Technological Leadership
If you want the best possible results for your data, you should use Classifium. Classifium can be used by anyone. On the other hand, you need to be a highly trained machine learning expert to get the best results from other world leading machine learning algorithms such as XGBoost. Thus, Classifium is the obvious choice to get the best classification results with minimum effort for you. For example, on the most well known benchmark for tabular data, Covertype, Classifium obtains an error rate of 2.41%, whereas XGBoost gives 2.47%. Both were run with 5-fold cross validation. Classifium has a similar accuracy advantage for most datasets.
Big Data
Classifium has relatively low memory consumption and can be used for very big datasets. It is implemented in highly optimized C code that uses multithreading at four different granularities to provide scalability to very many CPU cores, potentially hundreds, should they be available. Since everything is fully automatic, it may require more computing time to produce a model for a dataset. However, it is usually preferable that computers do all the work for you even if it requires big computing resources.
System Integration
Our servers generate ensembles of decision trees using the dataset you provide. Classifium reports the error rate and the confusion matrix that result from cross validation. You can then choose to download the trees to your own machine and utilize them for classification using the C source code that is provided on this web site. That C code is written to be small, clean and easy to use, but not necessarily as efficient as possible. You may modify and use the C source code in any way you may choose. Thus, once the trees are generated, you can use them free of charge in your own application for all future.
Security
Classifium aims to keep you and your data as confidential as possible under current law and does not store your e-mail or IP addresses or your name. Instead, you are assigned a numbered and anonymous account. Your dataset is erased from our discs as soon as it has been processed. The Classifium website does not employ cookies and is ad free.

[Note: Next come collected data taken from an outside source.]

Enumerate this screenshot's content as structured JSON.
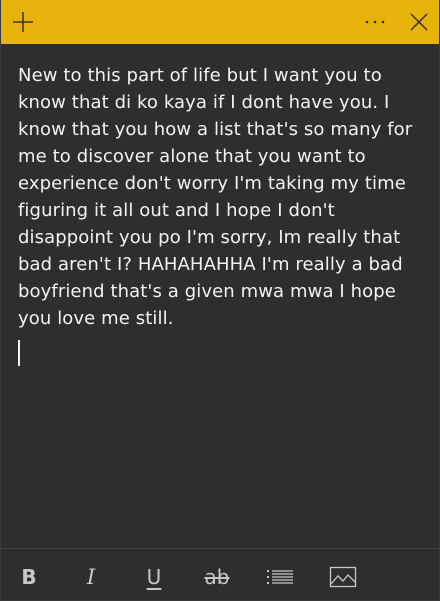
{
  "titlebar": {
    "accent_color": "#e6b30a",
    "add_icon": "plus-icon",
    "more_icon": "ellipsis-icon",
    "close_icon": "close-icon"
  },
  "note": {
    "text": "New to this part of life but I want you to know that di ko kaya if I dont have you. I know that you how a list that's so many for me to discover alone that you want to experience don't worry I'm taking my time figuring it all out and I hope I don't disappoint you po I'm sorry, Im really that bad aren't I? HAHAHAHHA I'm really a bad boyfriend that's a given mwa mwa I hope you love me still."
  },
  "toolbar": {
    "bold_label": "B",
    "italic_label": "I",
    "underline_label": "U",
    "strike_label": "ab",
    "bullets_icon": "bulleted-list-icon",
    "image_icon": "image-icon"
  }
}
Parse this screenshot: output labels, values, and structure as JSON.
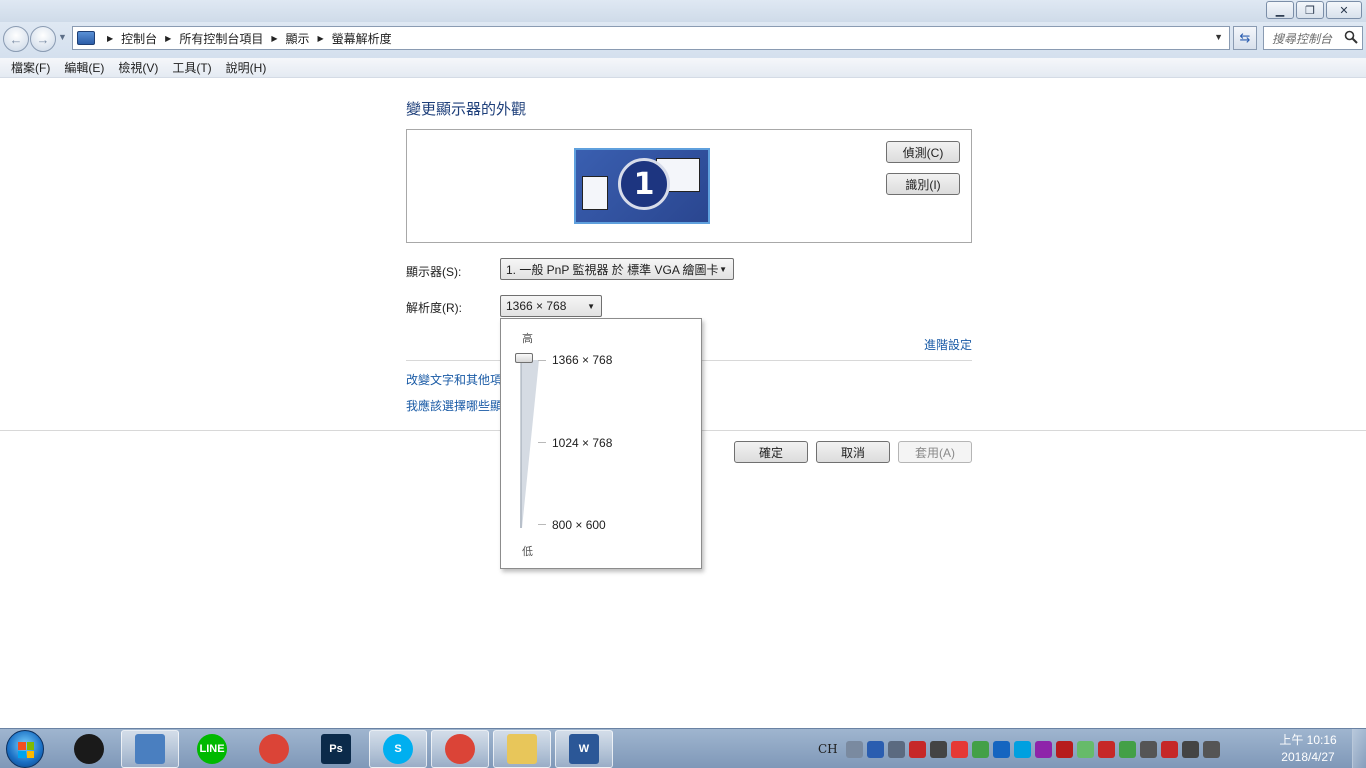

Our bare metal servers are located in Sweden and not available for log in over the internet, which very much reduces the exposure to security flaws like the side-channel attacks that still plague cloud based virtual machines.
In order to analyze your datasets, you need an account number, which is generated automatically after you have chosen your country and if applicable VAT number. Save the account number to a file and use it when running analyses. You also need to agree to our Terms of Service.
If you are in the EU or the European Economic Area, you need to specify from which country you will use this website.
When you start a run, you will have at least one 16-core AMD EPYC CPU for yourself. We use bare metal servers and no virtualization.